The Environment Agency has confirmed it will make almost 15% of its staff redundant over the next 12 months, after its funding was cut by £33.5 million.
In his 2013 budget, the Chancellor announced that the Department for Environment, Food and Rural Affairs (Defra) budget would be slashed by 9.6%, leaving them with £100 million less to spend next year. With funding on flood management and protection ringfenced, savings were required in other areas and the Treasury confirmed that it expects Defra's bodies, like the Agency, to save £54 million through "better joint working".
A spokesperson for the Agency commented, "Our budget for 2014/15 will be confirmed shortly. However, we are likely to reduce staff numbers to around 9,700 by October 2014. We will then aim to keep numbers broadly at that level through to March 2015, dependent of course on future funding. We will only achieve this by looking across the whole organisation at our ways of working and structures".

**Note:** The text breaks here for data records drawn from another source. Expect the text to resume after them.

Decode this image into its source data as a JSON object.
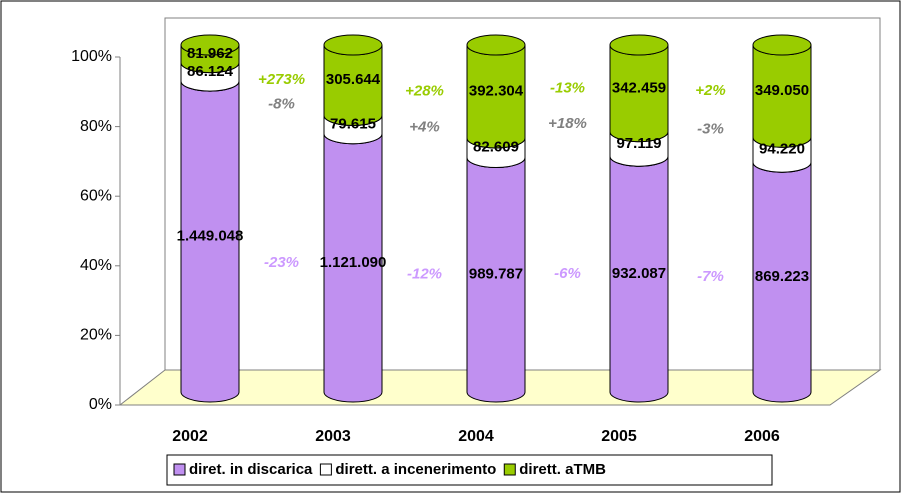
{
  "chart_data": {
    "type": "bar",
    "stacking": "percent",
    "categories": [
      "2002",
      "2003",
      "2004",
      "2005",
      "2006"
    ],
    "series": [
      {
        "name": "diret. in discarica",
        "color": "#c090f0",
        "change_color": "#cc99ff",
        "values": [
          1449048,
          1121090,
          989787,
          932087,
          869223
        ],
        "value_labels": [
          "1.449.048",
          "1.121.090",
          "989.787",
          "932.087",
          "869.223"
        ],
        "change_labels": [
          "-23%",
          "-12%",
          "-6%",
          "-7%"
        ]
      },
      {
        "name": "dirett. a incenerimento",
        "color": "#ffffff",
        "change_color": "#808080",
        "values": [
          86124,
          79615,
          82609,
          97119,
          94220
        ],
        "value_labels": [
          "86.124",
          "79.615",
          "82.609",
          "97.119",
          "94.220"
        ],
        "change_labels": [
          "-8%",
          "+4%",
          "+18%",
          "-3%"
        ]
      },
      {
        "name": "dirett. aTMB",
        "color": "#99cc00",
        "change_color": "#99cc00",
        "values": [
          81962,
          305644,
          392304,
          342459,
          349050
        ],
        "value_labels": [
          "81.962",
          "305.644",
          "392.304",
          "342.459",
          "349.050"
        ],
        "change_labels": [
          "+273%",
          "+28%",
          "-13%",
          "+2%"
        ]
      }
    ],
    "ylim": [
      0,
      100
    ],
    "yticks": [
      {
        "value": 0,
        "label": "0%"
      },
      {
        "value": 20,
        "label": "20%"
      },
      {
        "value": 40,
        "label": "40%"
      },
      {
        "value": 60,
        "label": "60%"
      },
      {
        "value": 80,
        "label": "80%"
      },
      {
        "value": 100,
        "label": "100%"
      }
    ],
    "floor_color": "#ffffcc"
  }
}
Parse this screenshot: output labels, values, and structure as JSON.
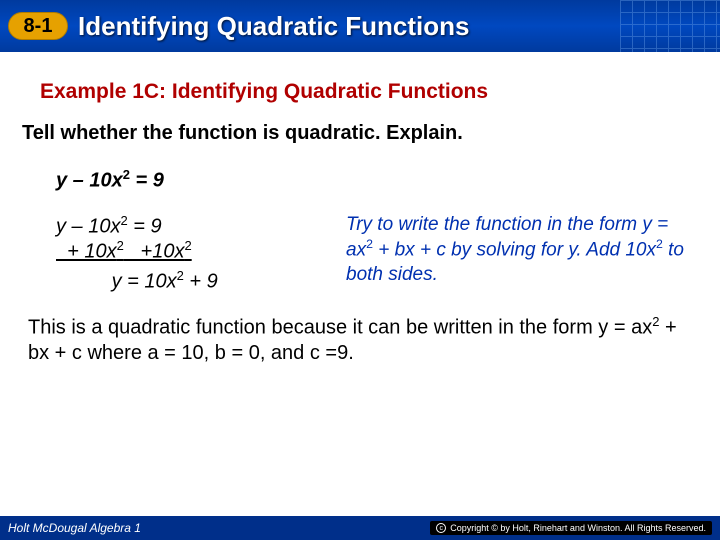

The Agency's Chair, Lord Chris Smith and its Chief Executive wrote a separate communication to employees earlier in the month, which read, "We have to balance our continuing ambitions for people and the environment with the knowledge that we will have significantly reduced funding for many important areas of our work. We will need to look for efficiencies at all levels of the Environment Agency, as we seek to protect our environmental outcomes. We know that we are likely to be a smaller organisation in the future".
Along with considering whether work delivered at a regional level could be provided at a local or national level, the Agency is also weighing up the possibility of outsourcing its HR and finance functions to a private sector firm as part of a Cabinet Office initiative for public sector bodies to share service providers.